This article appeared previously in the ILNA Digest - Author B. Perdue
I have collected encased coins for many years. These tokens are rarely available
at a dealer's shop or table at a show. There are sometimes a few, but never enough to satisfy my desires or needs. To solve that problem I turned to eBay. On eBay, there are thousands of listings for encased coins. As a result of looking closely at listings daily, I learned a bit about buying
I have found out the hard way and at some expense that "buying the book", or at least knowing about your collecting area before you invest is important. With encased there is no book that will let you know what is rare or common. With US coins you have the "Red Book" to use as a reference source. With
encased I had only my interest in collecting them. If you know your collecting desires you are all set. Before you begin buying, search eBay for the coin(s) you are interested in obtaining. The eBay site is organized by category. Coins and currency are listed under "Collectibles & Art/Coins and Paper Money".
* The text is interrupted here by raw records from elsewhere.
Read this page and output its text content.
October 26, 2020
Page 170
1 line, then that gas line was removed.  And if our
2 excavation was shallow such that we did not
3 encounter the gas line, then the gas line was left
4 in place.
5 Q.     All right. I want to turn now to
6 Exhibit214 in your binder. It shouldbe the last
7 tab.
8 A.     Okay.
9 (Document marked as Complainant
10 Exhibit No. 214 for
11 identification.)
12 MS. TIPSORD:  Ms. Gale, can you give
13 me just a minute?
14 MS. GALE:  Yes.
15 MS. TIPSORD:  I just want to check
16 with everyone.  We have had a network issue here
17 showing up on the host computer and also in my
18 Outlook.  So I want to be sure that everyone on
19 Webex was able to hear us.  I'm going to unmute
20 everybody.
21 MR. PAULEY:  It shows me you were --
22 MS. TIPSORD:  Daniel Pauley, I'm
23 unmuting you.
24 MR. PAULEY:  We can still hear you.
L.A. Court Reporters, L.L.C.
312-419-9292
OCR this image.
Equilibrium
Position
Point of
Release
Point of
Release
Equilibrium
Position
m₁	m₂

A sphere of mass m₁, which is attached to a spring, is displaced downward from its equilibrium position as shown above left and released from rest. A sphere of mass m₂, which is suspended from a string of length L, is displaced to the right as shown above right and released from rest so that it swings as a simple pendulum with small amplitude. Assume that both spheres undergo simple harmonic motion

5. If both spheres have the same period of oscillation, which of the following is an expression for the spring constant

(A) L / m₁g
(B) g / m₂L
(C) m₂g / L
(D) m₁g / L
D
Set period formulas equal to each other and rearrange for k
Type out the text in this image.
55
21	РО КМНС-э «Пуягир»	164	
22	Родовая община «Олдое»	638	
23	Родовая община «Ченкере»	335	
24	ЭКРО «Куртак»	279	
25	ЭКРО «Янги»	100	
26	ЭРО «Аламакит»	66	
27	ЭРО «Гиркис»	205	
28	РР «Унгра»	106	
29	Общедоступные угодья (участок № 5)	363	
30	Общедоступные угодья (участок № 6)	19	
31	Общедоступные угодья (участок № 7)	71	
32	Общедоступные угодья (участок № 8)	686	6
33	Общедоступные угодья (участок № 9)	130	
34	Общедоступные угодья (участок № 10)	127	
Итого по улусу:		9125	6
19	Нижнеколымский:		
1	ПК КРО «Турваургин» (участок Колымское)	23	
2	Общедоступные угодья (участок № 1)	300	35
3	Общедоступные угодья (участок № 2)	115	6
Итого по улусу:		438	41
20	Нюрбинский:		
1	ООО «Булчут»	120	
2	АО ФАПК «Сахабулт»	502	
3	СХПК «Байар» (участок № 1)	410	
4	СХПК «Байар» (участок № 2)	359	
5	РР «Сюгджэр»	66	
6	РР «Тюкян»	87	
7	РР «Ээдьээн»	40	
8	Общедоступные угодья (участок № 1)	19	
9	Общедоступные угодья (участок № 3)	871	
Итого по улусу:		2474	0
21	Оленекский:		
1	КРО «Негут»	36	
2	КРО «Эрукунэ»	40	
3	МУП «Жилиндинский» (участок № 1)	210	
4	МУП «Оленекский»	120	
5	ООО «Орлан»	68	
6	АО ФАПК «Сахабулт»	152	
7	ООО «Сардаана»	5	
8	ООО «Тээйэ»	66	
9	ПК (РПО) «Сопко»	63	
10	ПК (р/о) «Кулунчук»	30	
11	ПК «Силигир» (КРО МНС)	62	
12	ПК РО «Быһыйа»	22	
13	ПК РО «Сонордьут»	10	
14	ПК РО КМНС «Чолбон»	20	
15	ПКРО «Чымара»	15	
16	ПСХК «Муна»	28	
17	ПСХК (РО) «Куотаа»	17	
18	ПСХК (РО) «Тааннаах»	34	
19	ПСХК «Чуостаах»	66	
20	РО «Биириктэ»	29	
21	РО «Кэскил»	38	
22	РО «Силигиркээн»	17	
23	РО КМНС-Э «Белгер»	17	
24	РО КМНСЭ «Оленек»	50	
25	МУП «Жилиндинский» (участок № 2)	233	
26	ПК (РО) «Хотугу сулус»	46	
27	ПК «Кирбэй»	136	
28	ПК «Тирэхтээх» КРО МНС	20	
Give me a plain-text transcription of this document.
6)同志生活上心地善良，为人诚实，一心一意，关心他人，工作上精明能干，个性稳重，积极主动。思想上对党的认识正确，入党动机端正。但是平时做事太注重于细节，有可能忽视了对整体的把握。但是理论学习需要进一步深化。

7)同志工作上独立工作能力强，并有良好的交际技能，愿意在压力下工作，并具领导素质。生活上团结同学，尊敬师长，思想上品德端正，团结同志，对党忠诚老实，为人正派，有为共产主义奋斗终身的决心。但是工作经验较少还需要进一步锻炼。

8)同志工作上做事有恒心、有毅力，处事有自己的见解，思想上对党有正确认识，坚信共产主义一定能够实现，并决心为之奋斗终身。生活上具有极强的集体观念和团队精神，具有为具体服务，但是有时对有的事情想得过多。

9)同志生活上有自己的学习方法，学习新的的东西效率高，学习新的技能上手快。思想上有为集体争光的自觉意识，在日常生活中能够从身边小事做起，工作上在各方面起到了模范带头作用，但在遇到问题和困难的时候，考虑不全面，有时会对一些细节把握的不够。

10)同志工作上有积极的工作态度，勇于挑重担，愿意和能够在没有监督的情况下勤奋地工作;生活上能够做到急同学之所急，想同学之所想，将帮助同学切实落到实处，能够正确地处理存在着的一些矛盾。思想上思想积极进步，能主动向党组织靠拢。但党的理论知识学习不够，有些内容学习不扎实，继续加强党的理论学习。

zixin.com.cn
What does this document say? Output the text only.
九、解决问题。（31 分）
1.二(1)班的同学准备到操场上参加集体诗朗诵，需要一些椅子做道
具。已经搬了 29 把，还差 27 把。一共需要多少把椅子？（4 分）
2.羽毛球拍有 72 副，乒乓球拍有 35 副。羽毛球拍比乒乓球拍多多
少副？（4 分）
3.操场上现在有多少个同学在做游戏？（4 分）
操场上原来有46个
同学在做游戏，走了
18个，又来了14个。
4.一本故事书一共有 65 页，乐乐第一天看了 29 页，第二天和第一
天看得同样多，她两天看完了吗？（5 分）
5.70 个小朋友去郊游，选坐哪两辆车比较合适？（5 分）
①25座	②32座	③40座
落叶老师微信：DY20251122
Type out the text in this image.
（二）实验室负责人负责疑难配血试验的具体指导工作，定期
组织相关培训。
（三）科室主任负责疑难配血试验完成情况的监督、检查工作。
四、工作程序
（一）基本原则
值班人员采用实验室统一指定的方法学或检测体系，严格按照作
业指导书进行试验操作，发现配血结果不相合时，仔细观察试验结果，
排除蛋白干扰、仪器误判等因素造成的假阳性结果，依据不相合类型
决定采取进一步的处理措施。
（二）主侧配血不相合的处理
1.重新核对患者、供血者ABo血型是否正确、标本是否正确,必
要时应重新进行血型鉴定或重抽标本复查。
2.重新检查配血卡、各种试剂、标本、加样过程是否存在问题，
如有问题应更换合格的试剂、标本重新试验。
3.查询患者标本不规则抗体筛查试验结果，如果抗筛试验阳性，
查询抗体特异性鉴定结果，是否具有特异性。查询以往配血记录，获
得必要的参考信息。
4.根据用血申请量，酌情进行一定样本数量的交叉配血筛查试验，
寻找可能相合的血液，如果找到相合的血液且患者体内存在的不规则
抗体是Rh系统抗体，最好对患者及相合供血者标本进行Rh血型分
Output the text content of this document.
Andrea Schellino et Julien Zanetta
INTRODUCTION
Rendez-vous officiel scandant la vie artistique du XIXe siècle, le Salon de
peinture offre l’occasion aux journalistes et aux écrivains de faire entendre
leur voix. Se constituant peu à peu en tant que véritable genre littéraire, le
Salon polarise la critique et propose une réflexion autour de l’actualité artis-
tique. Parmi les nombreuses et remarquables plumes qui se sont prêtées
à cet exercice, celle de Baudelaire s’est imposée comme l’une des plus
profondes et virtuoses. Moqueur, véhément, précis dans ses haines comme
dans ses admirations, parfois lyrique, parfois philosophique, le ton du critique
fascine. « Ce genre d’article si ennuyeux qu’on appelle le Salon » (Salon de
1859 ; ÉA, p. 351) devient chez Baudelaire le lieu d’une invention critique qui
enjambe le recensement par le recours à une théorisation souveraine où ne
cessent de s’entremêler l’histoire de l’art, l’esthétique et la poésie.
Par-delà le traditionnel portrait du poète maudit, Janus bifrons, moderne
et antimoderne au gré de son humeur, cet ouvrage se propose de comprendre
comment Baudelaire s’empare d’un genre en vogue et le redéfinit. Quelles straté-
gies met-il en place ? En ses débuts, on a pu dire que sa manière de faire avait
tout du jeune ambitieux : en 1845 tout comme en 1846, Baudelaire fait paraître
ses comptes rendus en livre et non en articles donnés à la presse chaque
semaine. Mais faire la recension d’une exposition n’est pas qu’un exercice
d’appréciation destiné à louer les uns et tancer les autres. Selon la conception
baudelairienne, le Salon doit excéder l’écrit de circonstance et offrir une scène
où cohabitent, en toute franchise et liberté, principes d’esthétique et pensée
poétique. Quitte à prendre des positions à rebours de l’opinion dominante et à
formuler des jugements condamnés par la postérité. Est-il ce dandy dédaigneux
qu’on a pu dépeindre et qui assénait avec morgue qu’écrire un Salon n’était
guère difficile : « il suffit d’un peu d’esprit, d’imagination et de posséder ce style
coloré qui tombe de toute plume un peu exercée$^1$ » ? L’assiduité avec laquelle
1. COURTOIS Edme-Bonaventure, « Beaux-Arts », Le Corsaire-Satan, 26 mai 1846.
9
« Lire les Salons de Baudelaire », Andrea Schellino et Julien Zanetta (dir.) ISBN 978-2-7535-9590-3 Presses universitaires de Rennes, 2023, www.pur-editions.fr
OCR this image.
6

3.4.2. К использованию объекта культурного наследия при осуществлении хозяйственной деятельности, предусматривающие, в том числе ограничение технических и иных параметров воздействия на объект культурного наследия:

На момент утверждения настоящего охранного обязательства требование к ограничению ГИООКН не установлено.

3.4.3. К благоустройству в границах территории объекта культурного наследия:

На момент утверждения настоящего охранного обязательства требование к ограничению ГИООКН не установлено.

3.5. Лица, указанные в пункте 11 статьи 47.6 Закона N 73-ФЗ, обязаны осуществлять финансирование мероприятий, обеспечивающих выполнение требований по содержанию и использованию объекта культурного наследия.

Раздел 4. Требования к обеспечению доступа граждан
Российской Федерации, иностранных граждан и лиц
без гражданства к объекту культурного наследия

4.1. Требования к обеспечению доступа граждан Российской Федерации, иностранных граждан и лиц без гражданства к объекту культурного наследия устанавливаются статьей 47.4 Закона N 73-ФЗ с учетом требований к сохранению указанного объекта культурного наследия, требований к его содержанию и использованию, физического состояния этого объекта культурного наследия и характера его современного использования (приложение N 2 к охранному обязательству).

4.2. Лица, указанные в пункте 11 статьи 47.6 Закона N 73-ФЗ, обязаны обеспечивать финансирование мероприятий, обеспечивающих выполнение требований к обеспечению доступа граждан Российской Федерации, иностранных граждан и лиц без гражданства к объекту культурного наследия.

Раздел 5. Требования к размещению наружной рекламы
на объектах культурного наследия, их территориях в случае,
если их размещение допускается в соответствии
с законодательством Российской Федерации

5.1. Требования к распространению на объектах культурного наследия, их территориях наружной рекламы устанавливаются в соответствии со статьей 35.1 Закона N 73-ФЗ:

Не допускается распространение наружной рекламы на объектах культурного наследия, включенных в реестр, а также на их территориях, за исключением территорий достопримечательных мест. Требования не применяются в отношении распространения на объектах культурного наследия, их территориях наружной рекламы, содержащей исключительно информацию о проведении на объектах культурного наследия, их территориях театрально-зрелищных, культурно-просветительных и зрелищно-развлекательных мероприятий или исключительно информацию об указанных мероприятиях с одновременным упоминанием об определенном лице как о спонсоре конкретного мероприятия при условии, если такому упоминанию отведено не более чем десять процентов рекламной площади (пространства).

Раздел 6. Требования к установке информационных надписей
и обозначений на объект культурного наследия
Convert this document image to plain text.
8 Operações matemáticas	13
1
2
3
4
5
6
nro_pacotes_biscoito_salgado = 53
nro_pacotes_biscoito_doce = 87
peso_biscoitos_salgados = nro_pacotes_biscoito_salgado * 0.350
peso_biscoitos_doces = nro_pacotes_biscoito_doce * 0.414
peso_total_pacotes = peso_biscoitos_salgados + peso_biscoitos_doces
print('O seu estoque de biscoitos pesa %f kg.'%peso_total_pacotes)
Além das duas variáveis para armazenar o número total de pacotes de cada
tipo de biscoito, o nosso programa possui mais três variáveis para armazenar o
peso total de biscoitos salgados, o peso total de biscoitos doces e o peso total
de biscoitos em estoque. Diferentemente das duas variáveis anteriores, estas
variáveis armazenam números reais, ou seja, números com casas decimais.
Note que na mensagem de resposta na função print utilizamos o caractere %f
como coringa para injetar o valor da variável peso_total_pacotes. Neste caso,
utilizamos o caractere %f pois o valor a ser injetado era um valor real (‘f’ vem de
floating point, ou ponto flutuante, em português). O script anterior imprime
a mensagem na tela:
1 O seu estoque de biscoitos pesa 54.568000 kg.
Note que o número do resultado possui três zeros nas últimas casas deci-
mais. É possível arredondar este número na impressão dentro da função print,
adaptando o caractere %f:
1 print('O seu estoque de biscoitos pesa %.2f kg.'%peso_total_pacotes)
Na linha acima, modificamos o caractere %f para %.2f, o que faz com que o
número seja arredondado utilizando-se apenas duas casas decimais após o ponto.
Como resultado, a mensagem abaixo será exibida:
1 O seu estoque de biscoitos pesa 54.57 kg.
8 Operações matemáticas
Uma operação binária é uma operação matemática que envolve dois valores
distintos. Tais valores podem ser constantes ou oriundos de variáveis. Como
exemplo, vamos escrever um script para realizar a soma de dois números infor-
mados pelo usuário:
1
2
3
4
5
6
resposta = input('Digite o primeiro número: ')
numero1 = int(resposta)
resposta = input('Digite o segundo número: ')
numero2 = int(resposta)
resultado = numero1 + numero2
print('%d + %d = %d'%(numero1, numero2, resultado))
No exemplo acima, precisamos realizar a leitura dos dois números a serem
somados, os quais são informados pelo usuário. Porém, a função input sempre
The search box at the top center of the page has a dropdown list to get you started. Once you have found the category you are interested in watch the listings for a couple of weeks. Watch the prices and get a feel for how coins are offered and what the terms are for shipping. Some listings will offer you everything from one coin to bags and boxes of them. You may find complete collections, and you may find that one specific coin you have been looking for.
Before you begin bidding you should read the eBay help section of how the service works. It fully explains how to bid, retracting a bid, automatic bidding, buy it now options, reserves, and second chance offers. I can't cover everything you should know in the article, so I recommend you read these "help" articles.
Here are some rules I follow when buying:
- Ignore all "hype" about the item. Words like "Rare", "special", "one of a kind."
- Don't believe everything that the seller says. Most sellers are very honest, but some aren't.
- If it is too good to be true then it probably is. There are few bargains to be had.
- Think: "If you were buying the coin at a coin store, what would you pay for it?"
- Think: "Is the shipping realistic?" A single coin can be sent for a single first-class stamp. Look at what service you are getting for your shipping and handling. Is it worth the cost?
- Look at the seller's ratings. Look at how many feedback scores they have. A new seller of an expensive item needs to be looked at closely.
- Look at the terms the seller offers. Do they take returns? What is required to return an item? How often do they ship?
- Decide what you are willing to pay including the cost of shipping and bid that amount, then leave it alone. Avoid a bidding war. If you are willing to spend $10.00, bid that and walk away. Automatic bidding will bid for you until you reach the $10.00. The way eBay automatic bidding works is that eBay will automatically increase your bid until you reach your maximum bid. So if the beginning bid is 99 cents and you bid $10.00, your initial bid is 99 cents. If another bidder then bids $2.00, your bid will increase the minimum to $2.50. If additional bids are made yours will increase until it reaches $10.00. If another bidder offers $10.50 they will win.
- When you first find a coin you like, then click on "watch", which will let you watch the auction to see if others are interested in the coin. Bid as late in the auction as you can. If the coin is offered for 7 days, watch until the last day and then place a bid. Watching lets you gauge the interest in the coin and how much it may sell for.
- Be certain the item is what it is stated to be. Counterfeit coins are being sold on eBay.